Objectives Doxorubicin (DOX) is a widely used anti-tumour agent. The clinical application of the medication is limited by its side effect which can elicit myocardial apoptosis and cardiac dysfunction. However, the underlying mechanism by which DOX causes cardiomyocyte apoptosis is not clear. The aim of present study is to investigate the role of high-mobility group box 1 (HMGB1) in DOX-induced myocardial injury, and signal pathway involved in regulation of HMGB1 expression in cardiomyocytes with DOX.
Methods Cardiac myocytes were treated with DOX (0.5 µM). At the time indicated, cardiomyocytes and cell culture medium were collected. Expression of HMGB1 and released HMGB1 by cardiomyocytes was analysed by western blot and ELISA, respectively. Cardiac myocytes were challenged with DOX with or without A-box (10 µg/ml) for 6 or 24 h, myocyte apoptosis was determined by caspase 3 and cell death ELISA. Cardiac myocytes derived from wild type and TLR4 deficient mice were challenged with DOX for 6 or 24 h, and the control myocytes were treated with vehicle. Cardiac myocytes were treated with DOX. At the time indicated, the ONOO− was detected with DHR123 (10 µM) and activation of JNK was detected by phosphorylation of JNK. ONOO- was inhibited with FeTPPS and phosphorylation of JNK was inhibited by SP600125 and JNK gene mice. The expression of HMGB1 were analysis by Western blot and IHC.
Results We found treatment of isolated cardiomyocytes and naive mice with the DOX resulted in an increased HMGB1 expression which was associated with increased myocardial cell apoptosis. Pharmacological (A-box) or genetic blockade (TLR4 deficiency, TLR4−/−) of HMGB1 attenuated the DOX-induced myocardial apoptosis and cardiac dysfunction. In addition, our study showed that DOX resulted in an increment in the generation of peroxynitrite (ONOO−) and an elevation in phosphorylation of c-Jun N-terminal kinase (JNK). Pretreatment of myocytes with FeTPPS, a peroxynitrite decomposition catalyst, prevented DOX-induced JNK phosphorylation, HMGB1 expression, myocardial apoptosis and cardiac dysfunction. Genetic (JNK−/−) or pharmacological (SP600125) inhibition of JNK ameliorated the DOX-induced HMGB1 expression and diminished myocardial apoptosis and cardiac dysfunction. Taken together, our results indicate that HMGB1 mediates the myocardial injury induced by DOX and ONOO−/JNK is a key regulatory pathway of myocardial HMGB1 expression induced by DOX.

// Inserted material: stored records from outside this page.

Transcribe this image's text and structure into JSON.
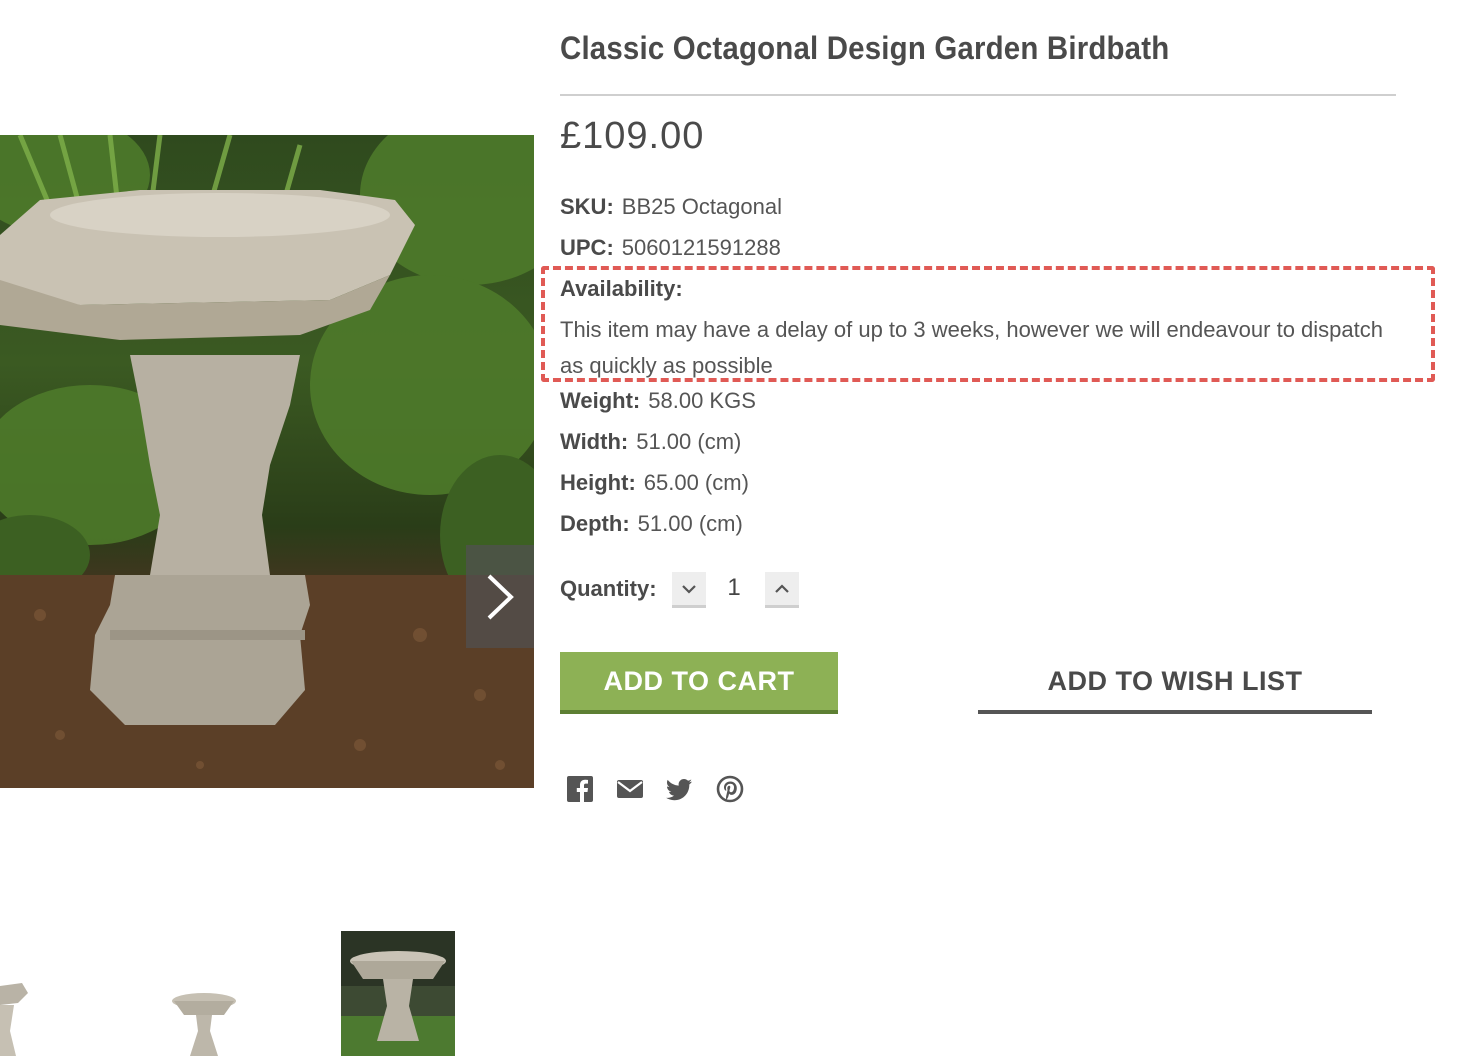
{
  "product": {
    "title": "Classic Octagonal Design Garden Birdbath",
    "price": "£109.00"
  },
  "specs": {
    "sku": {
      "label": "SKU:",
      "value": "BB25 Octagonal"
    },
    "upc": {
      "label": "UPC:",
      "value": "5060121591288"
    },
    "availability": {
      "label": "Availability:",
      "value": "This item may have a delay of up to 3 weeks, however we will endeavour to dispatch as quickly as possible"
    },
    "weight": {
      "label": "Weight:",
      "value": "58.00 KGS"
    },
    "width": {
      "label": "Width:",
      "value": "51.00 (cm)"
    },
    "height": {
      "label": "Height:",
      "value": "65.00 (cm)"
    },
    "depth": {
      "label": "Depth:",
      "value": "51.00 (cm)"
    }
  },
  "quantity": {
    "label": "Quantity:",
    "value": "1"
  },
  "actions": {
    "add_to_cart": "ADD TO CART",
    "add_to_wish_list": "ADD TO WISH LIST"
  },
  "social_icons": [
    "facebook-icon",
    "email-icon",
    "twitter-icon",
    "pinterest-icon"
  ],
  "colors": {
    "accent_green": "#8db155",
    "highlight_red": "#e05a55",
    "text_dark": "#4a4a4a"
  }
}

Conclusions In the previous study, we have demonstrated that HMGB1 play an important role in cardiac ischaemia/reperfusion injury and LPS-induced injury. In this study, we investigated the role of HMGB1 in DOX-induced cardiomyopathy. Our results show that DOX can induce expression of HMGB1 in cardiomyocytes which lead to the apoptosis of cardiomyocytes.
The regulatory pathways involved in the HMGB1 expression differ in different conditions. We have previously reported that TLR4/PI3Kγ pathway regulates myocardial HMGB1 expression in sepsis. However, others have demonstrated that the peroxynitrite contributes to the HMGB1 up-regulation in infracted myocardium. In the present study, our results indicate that DOX-induced HMGB1 expression is regulated by ONOO- production and JNK activation. Our results suggested that inhibition of HMGB1 could provide a means of reducing DOX-induced cardiomyopathy.